An inherent disadvantage of this method is that the size of the value is only characterized by the colour, thus making it sometimes difficult to clearly distinguish between only slightly different properties. As the original colour is overwritten, the colour coding of the elements in the molecule is hidden, which might lead to problems, although typically chemists know their molecules used for QSAR very well. Additionally, the atoms’ elements can be indicated by using the element text feature of MOE.

The main advantage of this method is the simple calculation, which is fast for a large number of atoms, as there are no additional graphical objects to draw. Furthermore, the graphical representation is self-explanatory and easy to understand. The textual representation of the value is clearly visible, as no additional objects can hide them. An example of the colour visualization is shown in figure 3.3a.

(a) Activity by colour. (b) Wirespheres mark the activity. Scale factor 0.5.

Figure 3.3.: Figures show the two possible visualization options of contributions to activity. In both cases, GPV0265 and GPV0049 (see appendix B) are displayed. The MLCS is not shown.

Wirespheres as Visual Marker for Activity

In contrast to a simple colouring which is using pre-existing objects like bonds or atoms, the MIBALS approach ([54], see also section 2.2) draws new objects in order to visualize its model fragment scores, so-called graphic object spheres. These are wireframe models of spheres, which radii are dependent on the score of each fragment. The only source of estimating the value of the score is therefore the object size, as the colouring is just red or grey. The function wiresphereAtoms[]implements the wiresphere creation procedure in our script.
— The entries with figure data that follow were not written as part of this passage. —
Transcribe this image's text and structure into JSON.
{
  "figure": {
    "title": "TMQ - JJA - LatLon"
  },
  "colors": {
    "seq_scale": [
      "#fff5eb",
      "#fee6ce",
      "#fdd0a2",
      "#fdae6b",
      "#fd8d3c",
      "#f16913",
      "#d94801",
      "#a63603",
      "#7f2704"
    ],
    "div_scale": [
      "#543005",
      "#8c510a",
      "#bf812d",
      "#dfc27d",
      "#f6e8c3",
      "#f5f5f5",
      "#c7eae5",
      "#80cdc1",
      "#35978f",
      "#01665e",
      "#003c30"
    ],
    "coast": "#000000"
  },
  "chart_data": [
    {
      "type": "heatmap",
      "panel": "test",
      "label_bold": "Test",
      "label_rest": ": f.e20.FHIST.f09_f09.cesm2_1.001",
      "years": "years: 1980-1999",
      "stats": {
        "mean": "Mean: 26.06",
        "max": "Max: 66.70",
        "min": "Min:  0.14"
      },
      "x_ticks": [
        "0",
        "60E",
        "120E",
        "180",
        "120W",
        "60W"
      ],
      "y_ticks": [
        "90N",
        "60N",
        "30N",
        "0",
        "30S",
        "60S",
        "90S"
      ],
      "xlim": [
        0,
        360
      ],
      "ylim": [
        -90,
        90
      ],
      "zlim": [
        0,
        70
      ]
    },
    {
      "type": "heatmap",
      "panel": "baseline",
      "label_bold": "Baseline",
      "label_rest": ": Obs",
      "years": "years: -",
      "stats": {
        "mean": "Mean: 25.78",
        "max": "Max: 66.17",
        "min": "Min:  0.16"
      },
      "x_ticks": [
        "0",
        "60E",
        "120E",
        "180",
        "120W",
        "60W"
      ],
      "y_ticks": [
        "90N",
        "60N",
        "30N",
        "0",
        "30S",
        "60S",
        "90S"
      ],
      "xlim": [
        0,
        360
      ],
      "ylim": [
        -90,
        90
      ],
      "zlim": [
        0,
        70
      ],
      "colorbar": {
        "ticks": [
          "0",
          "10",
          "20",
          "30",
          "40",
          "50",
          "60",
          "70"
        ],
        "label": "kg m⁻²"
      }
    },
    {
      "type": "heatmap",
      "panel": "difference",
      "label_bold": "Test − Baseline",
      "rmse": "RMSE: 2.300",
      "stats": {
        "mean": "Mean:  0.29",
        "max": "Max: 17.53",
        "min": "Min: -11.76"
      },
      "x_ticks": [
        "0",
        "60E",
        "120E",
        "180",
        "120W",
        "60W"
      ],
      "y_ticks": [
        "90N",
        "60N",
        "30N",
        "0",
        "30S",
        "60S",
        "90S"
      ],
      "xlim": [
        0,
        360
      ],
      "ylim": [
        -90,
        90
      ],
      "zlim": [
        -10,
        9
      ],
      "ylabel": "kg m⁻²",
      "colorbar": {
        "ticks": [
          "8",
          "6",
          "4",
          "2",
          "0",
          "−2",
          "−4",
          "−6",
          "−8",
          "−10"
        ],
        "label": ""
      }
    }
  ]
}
The graphical object has to be defined using GCreate, then a vertex object is established as a wiresphere model, for which an own MOE graphical function G_WireSphere is provided. It accepts four parameters, apart from colour and position a radius for the sphere and a quality parameter, which can be defined from “poor” (0) to “excessive” (4) or even higher [34, Graphics Object Functions]. We decide for 2 as a compromise. If speed problems occur with wirespheres, setting this parameter to 1 might be a good approach. The creation of the sphere itself is then done by GVertex combining the generic graphics object with the parameters set up by

G_Wiresphere.

As the spheres’ radii are based on the absolute values of contribution, their sizes can differ extremely. Very large spheres can even be bigger than the whole molecule, thus the middle- points of the spheres, which are identical with the atoms, are difficult to determine, resulting in a problematic assignment task, difficult interpretation and a potentially hidden textual value representation. Very small spheres make comparisons impossible. To overcome that problem, we implement a scaling feature wirespherefactor. This factor is used to resize all visible spheres by entering numeric values, the standard being two. It is accessible via the graphical user interface on “Options” tab and only active if “Display Mode” is switched to “Wirespheres” (see section 3.5.1).

Apart from slow creation when displaying more than one molecule (see section 3.4.5), the wiresphere model offers many advantages. As the original molecule can be seen, determination of elements or other MOE implemented features is possible. Additionally, the spheres double- code the values: On the one hand, the colour equals that of the bond colouring, on the other hand the size of the spheres is adapted to the value. For an example, refer to figure 3.3b.